Enabling annotation in e-book readers with a virtual keyboard are one thing: being able to assign a text to students with selectable levels of annotation is another. For some ebook readers, text highlighting may suffice.

Moodle has realized the importance of notes/journaling and replaced its limited journal module with its blog module.

Thursday, May 13, 2010

Philosophy texts in HTML versus Curl

Over at phil.aule-browser.com I have placed an exerpt from Hannah Arendt's The Human Condition side-by-side with an exerpt from Martin Heidegger's "Die Frage nach der Technik" which I find in the GA edition of Vortraege u. Aufsaetze.

This opposition is unsatisfactory is so very many respects: first, the lack of context. Secondly, the lack of immediate links to the contexts of the exerpts, not to mention translations.  And why this selection?  The parallel citations of Heisenberg are far more striking - suggesting to me that, although the volume is listed as in Arendt's personal library at the time of her death, she may have relied on the Heidegger citations.

Repeatedly, at critical junctures in essays by Arendt, I find turns of phrase which strike me immediately as both regrettable and Heideggerian.  Time and again her polemical tone is his - the same chord, if you will.

That he cites no one for his great insights in his quote has a frightful parallel in Arendt (compare Jaspers earliest letters to her as a student.)

Two related posts elsewhere are
More detailed presentations of philosophy text can be found at phil.aule-browser.com

Wednesday, May 5, 2010

Philosophy text in Curl markup

Over at aule-browser.com I have placed a German translation from 1909 of Henri Bergson's "Introduction à la Métaphysique" as "Einführung in die Metaphysik"

I will add a header page in HTML to select the viewing options for the text as Curl (http://www.curl.com/) markup.

Options should include pagination of translation, pagination of original, German italics, selected French equivalents and other links, comments and annotations as alternatives to the "plain text".

The same title was used by Heidegger in 1935 and the German version of the Bergson essay is interesting to compare and contrast to the pivotal Heidegger text.

I have not yet determined whether the German translation was in Heidegger's personal library.

I have tried to moot some of the issues related to markup over at http://eclectic-pencil.blogspot.com/2010/05/hubris-and-nested-markup-for-text-in.html

Sunday, May 2, 2010

Curl International to merge with Sumisho (SCS)

A news item in Japanese at http://curlap.com/ reports that at their April 28, 2010 annual meeting, Sumisho Computer Systems Corporation (SCS) announced that Curl International their wholly owned subsidiary, would merge into SCS.

Curl Corporation and Curl International were formed in 2004 following the Sumisho acquisition of the MIT spin-off Curl.

While tech journalists have been noting the issues between Apple and Adobe over the use of Flash, there tends to be little mention in the press of Curl as an alternative to Flash + HTML + Javascript + CSS.

Curl was developed at MIT as a web content language and is now used almost exclusively by Japanese corporate clients of Sumisho.
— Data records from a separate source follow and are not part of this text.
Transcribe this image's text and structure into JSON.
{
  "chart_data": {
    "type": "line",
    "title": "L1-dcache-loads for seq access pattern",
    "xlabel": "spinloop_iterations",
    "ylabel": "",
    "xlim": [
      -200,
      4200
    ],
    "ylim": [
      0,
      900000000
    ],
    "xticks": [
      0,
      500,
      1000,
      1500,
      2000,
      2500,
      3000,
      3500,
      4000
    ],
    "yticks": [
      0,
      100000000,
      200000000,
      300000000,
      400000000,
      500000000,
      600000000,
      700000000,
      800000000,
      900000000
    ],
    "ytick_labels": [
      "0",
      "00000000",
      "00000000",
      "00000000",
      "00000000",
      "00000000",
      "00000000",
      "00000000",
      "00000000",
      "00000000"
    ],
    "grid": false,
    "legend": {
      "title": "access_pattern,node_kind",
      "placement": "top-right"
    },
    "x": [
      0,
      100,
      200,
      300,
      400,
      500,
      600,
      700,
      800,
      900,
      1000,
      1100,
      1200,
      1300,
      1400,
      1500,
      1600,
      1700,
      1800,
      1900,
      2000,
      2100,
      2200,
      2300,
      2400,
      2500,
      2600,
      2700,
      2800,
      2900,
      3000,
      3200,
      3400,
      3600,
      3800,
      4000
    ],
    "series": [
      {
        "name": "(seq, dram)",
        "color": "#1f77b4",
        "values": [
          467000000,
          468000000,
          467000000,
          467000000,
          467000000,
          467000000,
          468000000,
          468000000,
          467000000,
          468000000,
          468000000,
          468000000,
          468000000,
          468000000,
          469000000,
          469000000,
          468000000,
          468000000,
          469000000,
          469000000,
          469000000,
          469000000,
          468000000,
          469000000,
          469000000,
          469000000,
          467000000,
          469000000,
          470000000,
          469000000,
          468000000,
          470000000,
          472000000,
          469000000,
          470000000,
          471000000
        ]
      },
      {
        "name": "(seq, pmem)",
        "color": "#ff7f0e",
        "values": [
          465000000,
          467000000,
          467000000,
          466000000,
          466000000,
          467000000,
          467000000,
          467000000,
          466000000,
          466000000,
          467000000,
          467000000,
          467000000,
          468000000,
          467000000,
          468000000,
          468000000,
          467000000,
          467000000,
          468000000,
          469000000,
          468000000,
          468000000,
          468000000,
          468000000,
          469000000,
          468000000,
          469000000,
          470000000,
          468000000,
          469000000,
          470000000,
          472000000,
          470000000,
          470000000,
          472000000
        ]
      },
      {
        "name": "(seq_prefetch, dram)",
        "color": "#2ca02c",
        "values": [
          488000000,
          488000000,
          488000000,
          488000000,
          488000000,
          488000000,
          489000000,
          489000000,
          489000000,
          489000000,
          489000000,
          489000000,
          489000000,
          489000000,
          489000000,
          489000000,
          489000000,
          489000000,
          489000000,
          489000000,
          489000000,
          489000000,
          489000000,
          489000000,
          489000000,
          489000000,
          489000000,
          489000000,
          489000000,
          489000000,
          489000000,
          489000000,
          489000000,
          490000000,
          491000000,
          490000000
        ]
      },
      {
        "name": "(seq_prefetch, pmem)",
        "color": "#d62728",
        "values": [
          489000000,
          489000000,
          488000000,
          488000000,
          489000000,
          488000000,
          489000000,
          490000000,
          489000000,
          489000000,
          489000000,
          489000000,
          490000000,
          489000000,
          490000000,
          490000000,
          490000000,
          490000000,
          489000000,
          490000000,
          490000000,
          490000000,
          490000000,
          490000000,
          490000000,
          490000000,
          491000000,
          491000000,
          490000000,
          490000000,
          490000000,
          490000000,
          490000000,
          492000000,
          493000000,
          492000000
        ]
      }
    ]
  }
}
An exception is the widespread use of Curl by corporate clients of Paisley, now owned by Reuters.

In 2009, Curl Corporation in Cambridge MA had relocated from the square at MIT to few blocks away and then had down-sized further late in the year. Curl Corporation should be unaffected by the merger.

Curl 7.0 was the last release of the Curl environment; several open-source Curl projects are hosted at sourceforge.net and code.google. SCS's focus on corporate needs may help boost work on the Curl external library project which would help site-specific web browsers in wrapping Apple WebKit, for example.

As an alternative to HTML + Javascript + CSS, the notable requirement for Curl, like Flash, Air or Silverlight, is the Curl runtime environment - either for desktop or as a web browser plugin. Curl had not developed a server-side solution and had failed to protect their trademark (Curl is often confused with haxx.se cURL.)

In the USA the corporate office of SCS in New York.